Il cuore del potere a Kiev

Anche la sede centrale dei servizi segreti di Kiev è stata colpita [pallino rosso 1]. Messaggio profondamente politico poco rilevato a mezzo stampa: la Russia si riserva l’opzione di attaccare anche i centri decisionali (presidenza, dicasteri, parlamento, amministrazioni locali, sedi Sbu), fino a oggi risparmiati dai bombardamenti.

La minaccia oleodotti

Il 15 novembre è stato danneggiato anche l’oleodotto Družba (Amicizia), che trasporta greggio dalla Federazione Russa alla Mitteleuropa mandando in cisi il governo ungherese che temeva per i propri approvvigionamenti energetici. Ma era solo un minaccioso assaggio, ed il flusso di idrocarburi attraverso l’oleodotto è ripreso il 23 novembre.
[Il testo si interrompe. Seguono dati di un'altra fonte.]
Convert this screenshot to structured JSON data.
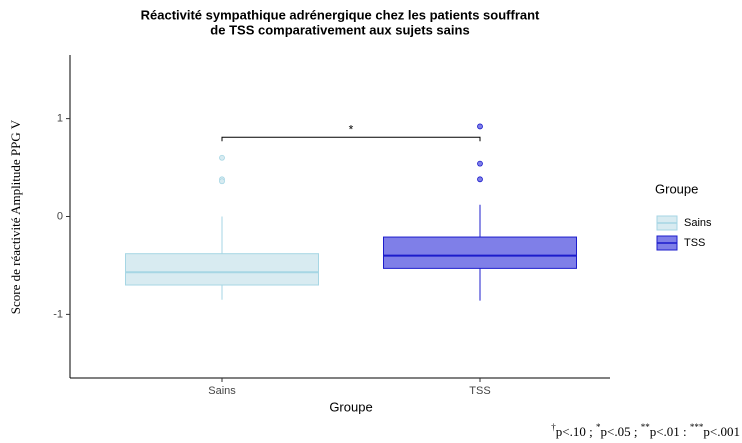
{
  "chart_data": {
    "type": "box",
    "title": [
      "Réactivité sympathique adrénergique chez les patients souffrant",
      "de TSS comparativement aux sujets sains"
    ],
    "x_label": "Groupe",
    "y_label": "Score de réactivité Amplitude PPG V",
    "categories": [
      "Sains",
      "TSS"
    ],
    "ylim": [
      -1.65,
      1.65
    ],
    "yticks": [
      -1,
      0,
      1
    ],
    "grid": false,
    "legend_title": "Groupe",
    "legend_position": "right",
    "series": [
      {
        "name": "Sains",
        "color": "#d8ebf1",
        "edge": "#a6d6e4",
        "whisker_low": -0.85,
        "q1": -0.7,
        "median": -0.57,
        "q3": -0.38,
        "whisker_high": 0.0,
        "outliers": [
          0.6,
          0.38,
          0.36
        ]
      },
      {
        "name": "TSS",
        "color": "#7f7fe8",
        "edge": "#1c1ccc",
        "whisker_low": -0.86,
        "q1": -0.53,
        "median": -0.4,
        "q3": -0.21,
        "whisker_high": 0.12,
        "outliers": [
          0.92,
          0.54,
          0.38
        ]
      }
    ],
    "significance": {
      "y": 0.81,
      "label": "*"
    },
    "footnote": [
      "†",
      "p<.10 ; ",
      "*",
      "p<.05 ; ",
      "**",
      "p<.01 : ",
      "***",
      "p<.001"
    ]
  }
}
L’errore da terza guerra mondiale

L’incidente più clamoroso è costituito dal missile intercettore ucraino caduto su una fattoria a Przewodów, villaggio della Polonia a 6-7 chilometri dal confine con l’Ucraina. Fino all’ultimo momento, le autorità ucraine avevano negato che si trattasse di un missile delle proprie batterie d’origine sovietica S300. In attesa di inchieste ulteriori, i paesi membri della Nato hanno concordato con un rapido giro di telefonate la versione ufficiale (e più plausibile) dell’errore ucraino, pur addossando la responsabilità di quanto accaduto all’invasore russo.